NeuKron: Constant-Size Lossy Compression of Sparse Reorderable Matrices and Tensors

TL;DR

NeuKron is a novel neural network-based method that compresses sparse reorderable matrices and tensors into a constant size, significantly reducing storage while maintaining high approximation accuracy and scalability.

Contribution

It introduces NeuKron, a recurrent neural network approach that generalizes Kronecker products for constant-size lossy compression of sparse matrices and tensors.

Findings

Requires up to five orders of magnitude less space than competitors.

Achieves up to 10x smaller approximation error.
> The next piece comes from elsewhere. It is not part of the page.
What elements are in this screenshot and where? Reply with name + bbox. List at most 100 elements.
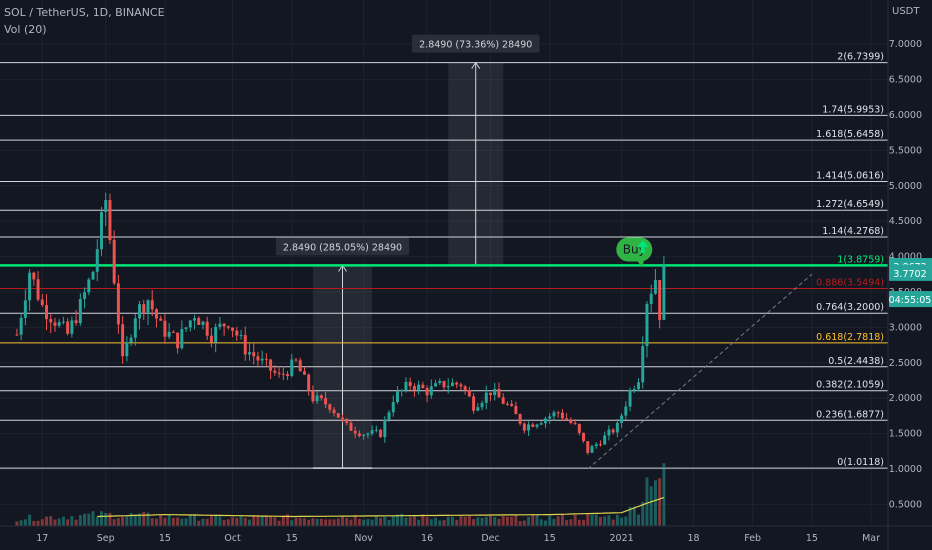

Successfully compresses matrices with over 230 million non-zeros.

Abstract

Many real-world data are naturally represented as a sparse reorderable matrix, whose rows and columns can be arbitrarily ordered (e.g., the adjacency matrix of a bipartite graph). Storing a sparse matrix in conventional ways requires an amount of space linear in the number of non-zeros, and lossy compression of sparse matrices (e.g., Truncated SVD) typically requires an amount of space linear in the number of rows and columns. In this work, we propose NeuKron for compressing a sparse reorderable matrix into a constant-size space. NeuKron generalizes Kronecker products using a recurrent neural network with a constant number of parameters. NeuKron updates the parameters so that a given matrix is approximated by the product and reorders the rows and columns of the matrix to facilitate the approximation. The updates take time linear in the number of non-zeros in the input matrix, and the approximation of each entry can be retrieved in logarithmic time. We also extend NeuKron to compress sparse reorderable tensors (e.g. multi-layer graphs), which generalize matrices. Through experiments on ten real-world datasets, we show that NeuKron is (a) Compact: requiring up to five orders of magnitude less space than its best competitor with similar approximation errors, (b) Accurate: giving up to 10x smaller approximation error than its best competitors with similar size outputs, and (c) Scalable: successfully compressing a matrix with over 230 million non-zero entries.